Nonostante missioni di quel genere non fossero ordinarie per la donna guerriero, ella non avrebbe, quindi e comunque, potuto rimproverarsi nulla in merito a quanto compiuto. In effetti si ritrovava solitamente ad essere impiegata in incarichi di natura ben diversa, probabilmente più consoni per lei, per la sua natura, quali feroci battaglie o recuperi di reliquie perdute, lasciando operazioni di spionaggio o infiltrazione ad altre mercenarie, più adatte ed esperte in tali settori, come lo sarebbe stata, in maniera esemplare, Carsa Anloch, una sua recente compagna di ventura. Ma del resto, Midda non aveva accolto tale compito per pura soddisfazione personale, come era altresì solita fare nel rifiutare ogni proposta che non fosse in grado di allettarla, ponendosi forte della propria fama, della notorietà del proprio nome, al punto tale da concederle tanto privilegio nonostante la sua professione. L'assolvimento di quell'incarico si poneva, al contrario, quale compenso richiesto dal suo mecenate per un favore concessole tempo prima, per l'utilizzo di un prezioso bene in suo possesso e, in conseguenza dei propri principi personali, di quei valori che da sempre ne avevano guidato i passi attraverso il mondo, ella non avrebbe potuto rifiutare i termini impostile, soprattutto dove essi non si fossero posti in contrasto con la propria libertà personale, in violazione di quelle stesse norme che ne avevano forzato il destino verso simile direzione. Dove egli non aveva posto esitazione di sorta ad offrirle il proprio aiuto quando necessario, quando richiesto, così ella non avrebbe potuto averne nell'accontentare quel suo desiderio, quella sua volontà.

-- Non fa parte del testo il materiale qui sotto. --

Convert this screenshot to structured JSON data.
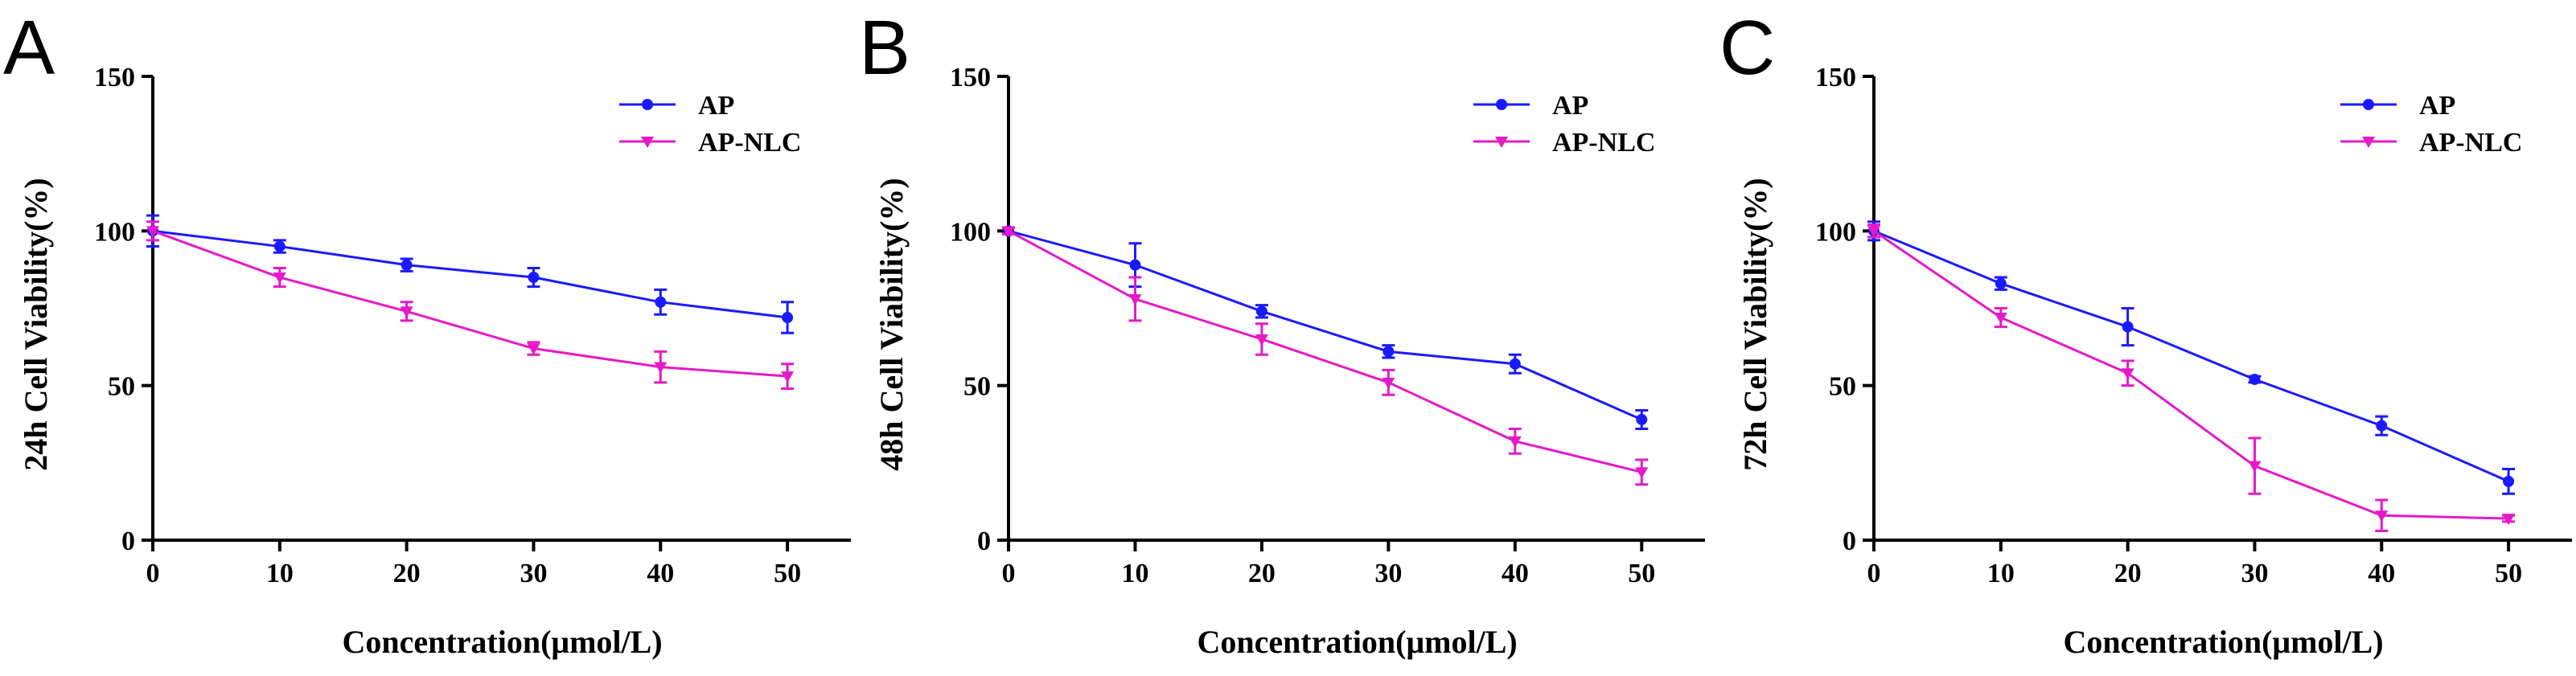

Lord Brote, uno dei mecenati con cui più spesso aveva avuto a che fare negli ultimi anni, le aveva domandato il gioiello più prezioso di tutta Y'Shalf ed ella aveva accettato, pur non avendo ancora all'epoca piena consapevolezza sull'esatta natura di simile missione: in ciò, ovviamente, la donna guerriero era stata non solo spronata dalla propria necessità, ma anche dalla volontà di un'avventura oltre il confine di guerra, in quella terra nella quale da tanti anni non aveva più posto i propri passi. Innegabile fu, però, una certa riluttanza in lei nel momento in cui venne definito in maniera inequivocabile il dettaglio della sua missione, di quel recupero da compiersi in terra straniera: ormai ella si era trovata in gioco ed non avrebbe mancato di portare a termine anche quell'incarico, con la stessa efficienza per la quale era divenuta tanto nota.

« Sono M'Aydah… l'intendente ha chiesto di me. » comunicò alle due guardie poste all'ingresso della tenda del responsabile di tutto l'harem, nel presentarsi al loro cospetto dopo essersi liberata dei panni lavati.
« Sei in ritardo. » commentò uno degli eunuchi, osservandola con meno benevolenza rispetto al collega che aveva accolto la mercenaria al suo ritorno all'harem.
« Domando perdono. » ammise ella, chinando il capo dinnanzi a quelle tre semplici parole, comprendendo come non avrebbe potuto evitarle per quanto, umanamente, le fossero venute a noia.
« Avanza… » le concesse la guardia, con un cenno del capo.